As reported in 2018, Tom Farms was the largest contract seed producer for DuPont Pioneer and one of Monsanto’s largest seed producers. He is a “keen proponent of agrifood tech adoption” which was quite evident in Rome.

During the Plenary to launch the U.N. Decade of Family Farming, I had the honor of reading the civil society intervention. In part, I said, “In order to achieve the objective of the UNDFF, family farming must be based on agroecology and food sovereignty, embracing small-scale food producers including fisher folks, pastoralists, forest people, waged workers and indigenous communities as the key agents of sustainable development.” 

I also emphasized human rights as universal and inalienable.  

In contrast, U.S. Ambassador Tom’s statement included: “I know firsthand how family farmers need access to modern agricultural tools and innovations like biotechnology, crop care products, fertilizer, digital tools and mechanization. This includes many digital tools and I think really will revolutionize those in the developing nations.”

Certainly, Ambassador Tom could not have the operation he has without those items he listed.

Is this the model of agriculture that will provide the diverse, culturally appropriate and healthy food that people have the right to eat? 

Most of the world does not think so, and instead, has elevated agroecology, which builds on the sciences of ecology and sociology as well as other sciences, to farm as closely as possible with nature.
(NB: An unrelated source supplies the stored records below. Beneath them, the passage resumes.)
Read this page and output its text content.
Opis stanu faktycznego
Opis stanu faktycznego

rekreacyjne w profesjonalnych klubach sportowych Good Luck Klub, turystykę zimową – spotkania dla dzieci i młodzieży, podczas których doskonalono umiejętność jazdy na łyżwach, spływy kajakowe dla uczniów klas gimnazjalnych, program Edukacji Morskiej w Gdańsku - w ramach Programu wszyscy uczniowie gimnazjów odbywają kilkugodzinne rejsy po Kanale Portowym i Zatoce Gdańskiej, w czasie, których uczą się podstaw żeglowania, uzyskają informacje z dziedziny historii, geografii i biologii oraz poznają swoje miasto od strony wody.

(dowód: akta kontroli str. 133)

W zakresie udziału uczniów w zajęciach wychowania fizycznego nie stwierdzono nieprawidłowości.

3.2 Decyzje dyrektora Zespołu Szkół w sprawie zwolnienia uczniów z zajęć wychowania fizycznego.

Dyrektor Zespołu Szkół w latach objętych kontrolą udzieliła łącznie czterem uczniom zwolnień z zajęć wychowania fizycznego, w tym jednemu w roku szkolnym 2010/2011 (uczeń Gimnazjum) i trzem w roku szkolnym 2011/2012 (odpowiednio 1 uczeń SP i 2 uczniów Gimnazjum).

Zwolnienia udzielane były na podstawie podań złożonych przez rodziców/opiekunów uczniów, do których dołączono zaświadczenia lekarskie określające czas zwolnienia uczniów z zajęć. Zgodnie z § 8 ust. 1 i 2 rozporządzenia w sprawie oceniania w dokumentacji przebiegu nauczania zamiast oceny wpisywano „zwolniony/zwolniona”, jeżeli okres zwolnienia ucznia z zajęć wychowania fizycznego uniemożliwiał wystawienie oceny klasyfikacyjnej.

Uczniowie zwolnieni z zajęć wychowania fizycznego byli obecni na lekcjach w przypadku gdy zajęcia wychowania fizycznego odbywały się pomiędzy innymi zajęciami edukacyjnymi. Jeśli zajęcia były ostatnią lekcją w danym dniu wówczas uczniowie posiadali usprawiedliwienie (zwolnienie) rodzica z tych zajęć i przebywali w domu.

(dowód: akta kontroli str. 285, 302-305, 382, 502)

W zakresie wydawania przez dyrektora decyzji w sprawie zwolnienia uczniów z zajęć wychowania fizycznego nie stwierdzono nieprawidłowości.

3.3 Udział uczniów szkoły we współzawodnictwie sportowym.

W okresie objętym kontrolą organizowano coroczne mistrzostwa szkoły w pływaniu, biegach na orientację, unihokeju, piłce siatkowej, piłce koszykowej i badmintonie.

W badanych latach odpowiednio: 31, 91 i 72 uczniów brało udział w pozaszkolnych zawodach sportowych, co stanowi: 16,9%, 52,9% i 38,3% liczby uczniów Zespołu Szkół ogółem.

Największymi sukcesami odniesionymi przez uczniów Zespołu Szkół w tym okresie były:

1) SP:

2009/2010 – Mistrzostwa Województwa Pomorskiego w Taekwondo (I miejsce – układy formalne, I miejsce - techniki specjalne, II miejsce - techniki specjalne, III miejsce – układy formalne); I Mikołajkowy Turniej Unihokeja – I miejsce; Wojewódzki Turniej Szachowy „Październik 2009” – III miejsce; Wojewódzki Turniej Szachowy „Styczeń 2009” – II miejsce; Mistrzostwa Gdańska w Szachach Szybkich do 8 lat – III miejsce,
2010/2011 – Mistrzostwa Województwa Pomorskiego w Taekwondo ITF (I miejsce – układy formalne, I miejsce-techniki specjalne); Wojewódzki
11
CFS46 also had a plenary on agroecology. The CSM intervention of the agroecology plenary was powerful: “Industrial agriculture is one of the biggest contributors to the ecological crises which is now the fight for survival for many. It is also a major cause of poverty, hunger and malnutrition including through grabbing of resources, concentration of power, homogenization of diets, and (migration) of young people from rural areas. ... The HLPE report demonstrates that agroecology is the only transformational option to address all the structural changes needed in our food system in a systematic and integrated way and shows that sustainable intensification and climate smart agriculture can only provide one dimensional solution via incremental changes.”

Furthermore, as a challenge to the U.S. and agribusiness insistence on the inclusion of biotechnology and chemicals as necessary “innovations,” the CSM intervention continued: “Agricultural innovation is essential as long as it does not lead to further concentration of knowledge and power.”

I would add, acceptable innovations should not lead to the elimination of farmers, but instead assist them in the valuable work they do.

This struggle between worldviews and the future of agriculture can be seen as a struggle to work with nature or to dominate nature.

In the face of the multiple crises we face — from climate change to food insecurity to chemically-polluted soils and water — I believe the answer is a Just Transition for all farmers to embrace agroecology.

Greene County farmer Patti Naylor participated last month in the United Nations Committee on World Food Security (CFS) Regional Consultation for North America on the Voluntary Guidelines on Food Systems and Nutrition, an effort that will guide governments on appropriate policies, investments and institutional arrangements needed to address the causes of malnutrition.